Gasoline sank to the lowest level in almost two years as Brent crude tumbled at a time when U.S. refiners are poised to return from maintenance and increase production.
Gasoline fell 1.6 percent. Brent crude slid 2.7 percent to the lowest since July 4 amid reports Libya was producing more oil. Over the past five years, U.S. refinery rates increased an average of 1.1 percentage points in November and December, Energy Information Administration data show.
“Indications that more Libyan oil may return to the market in the next two weeks is pressuring Brent and taking gasoline and diesel fuel down with it,” said Andy Lipow, president of Lipow Oil Associates LLC in Houston. “The market is also looking ahead over next few weeks as refiners return from maintenance in the U.S. Gulf Coast.”
Gasoline for December delivery fell 4.16 cents to $2.5454 a gallon on the New York Mercantile Exchange, the lowest settlement since Dec. 19, 2011. Trading volume on all contracts was 5.7 percent below the 100-day average at 4:27 p.m.
Libya was producing 350,000 to 400,000 barrels a day, Ibrahim Al Awami, the oil ministry’s head of measurement and inspection, said by phone yesterday, or about 100,000 barrels a day more than earlier this week.
Brent dropped $2.93 to $105.91 a barrel on the ICE Futures Europe exchange as the euro fell 0.7 percent against the dollar amid speculation the European Central Bank would cut interest rates to boost the region’s economy.

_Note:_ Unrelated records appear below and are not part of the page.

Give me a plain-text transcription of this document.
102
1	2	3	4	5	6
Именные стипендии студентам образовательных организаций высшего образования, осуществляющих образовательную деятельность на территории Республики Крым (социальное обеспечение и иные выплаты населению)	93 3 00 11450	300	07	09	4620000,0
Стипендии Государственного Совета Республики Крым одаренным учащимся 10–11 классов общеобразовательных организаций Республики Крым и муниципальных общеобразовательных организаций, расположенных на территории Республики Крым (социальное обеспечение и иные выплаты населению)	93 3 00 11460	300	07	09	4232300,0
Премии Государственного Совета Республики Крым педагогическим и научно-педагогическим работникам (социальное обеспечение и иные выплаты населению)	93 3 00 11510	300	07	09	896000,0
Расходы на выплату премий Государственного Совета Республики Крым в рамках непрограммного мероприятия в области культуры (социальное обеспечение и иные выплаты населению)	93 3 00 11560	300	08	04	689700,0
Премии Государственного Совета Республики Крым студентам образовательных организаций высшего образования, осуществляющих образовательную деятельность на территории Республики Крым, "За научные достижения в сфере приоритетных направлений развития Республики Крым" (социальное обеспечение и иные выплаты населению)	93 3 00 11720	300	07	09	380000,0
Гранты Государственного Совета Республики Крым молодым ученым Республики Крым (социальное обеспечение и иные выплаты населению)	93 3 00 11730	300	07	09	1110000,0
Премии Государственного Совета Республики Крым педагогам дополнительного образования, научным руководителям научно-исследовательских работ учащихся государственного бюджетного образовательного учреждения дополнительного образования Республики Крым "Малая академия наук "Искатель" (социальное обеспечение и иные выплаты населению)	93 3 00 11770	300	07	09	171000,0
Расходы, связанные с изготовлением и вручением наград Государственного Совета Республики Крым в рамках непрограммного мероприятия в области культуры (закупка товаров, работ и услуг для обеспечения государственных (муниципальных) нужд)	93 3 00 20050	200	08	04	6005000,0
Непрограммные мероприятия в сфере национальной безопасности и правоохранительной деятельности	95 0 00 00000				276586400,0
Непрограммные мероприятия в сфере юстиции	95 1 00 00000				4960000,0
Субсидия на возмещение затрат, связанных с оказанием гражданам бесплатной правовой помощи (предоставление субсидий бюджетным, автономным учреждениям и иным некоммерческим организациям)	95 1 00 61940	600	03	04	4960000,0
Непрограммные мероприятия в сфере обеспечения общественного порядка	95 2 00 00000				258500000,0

A stronger dollar can reduce the investment appeal of dollar-denominated commodities.
“There were fears that the ECB might have to ease some more and that’s boosted the dollar and sent the euro lower, which has weighed more on Brent,” said Gene McGillian, an analyst and broker at Tradition Energy in Stamford, Connecticut.
Seasonal maintenance in the U.S. is poised to taper over the next few weeks and refineries are restarted units after planned work and unscheduled repairs.
Phillips 66 said yesterday that it completed maintenance at its 146,000-barrel-a-day Borger, Texas, refinery. Delta Air Lines Inc.’s Monroe Energy LLC subsidiary said yesterday that it was operating the fluid catalytic cracker at its 185,000-barrel-a-day Trainer, Pennsylvania, plant after unplanned repairs.
“Products are weaker because some of the unplanned refining outages are now reversing,” said Amrita Sen, chief oil market strategist at Energy Aspects Ltd., a research company in London. “Also U.S. margins look solid, so expectations are that refineries will run when they return from turnaround and that will increase product supplies.”
Gasoline production in the week ended Oct. 25 was the highest since Aug. 16, when refiners were trying to meet higher summer demand.
“The fact that refiners are willing to ramp up gasoline production at a time when refinery crude runs are relatively low suggests that they are using some in-process inventory but also that they know their crude oil processing rates are about to climb,” said Tim Evans, an energy analyst at Citi Futures Perspective in New York.
The motor fuel’s crack spread versus West Texas Intermediate crude gained 3 cents to $12.30 a barrel. The fuel’s spread versus Brent rose to a $1 premium from a 19-cent discount yesterday.
U.S. retail pump prices, averaged nationwide, fell 0.4 cent to $3.275 a gallon, the lowest level since Dec. 26, Heathrow, Florida-based AAA said today on its website. Prices are 23.2 cents below a year ago.
Ultra-low-sulfur diesel for December delivery slid 7.17 cents, or 2.4 percent, to $2.8822, the lowest settlement since July 1. Trading volume was 30 percent above the 100-day average.
ULSD’s premium over WTI declined $1.24 to $26.44 a barrel. The spread versus Brent narrowed 8 cents to $15.14.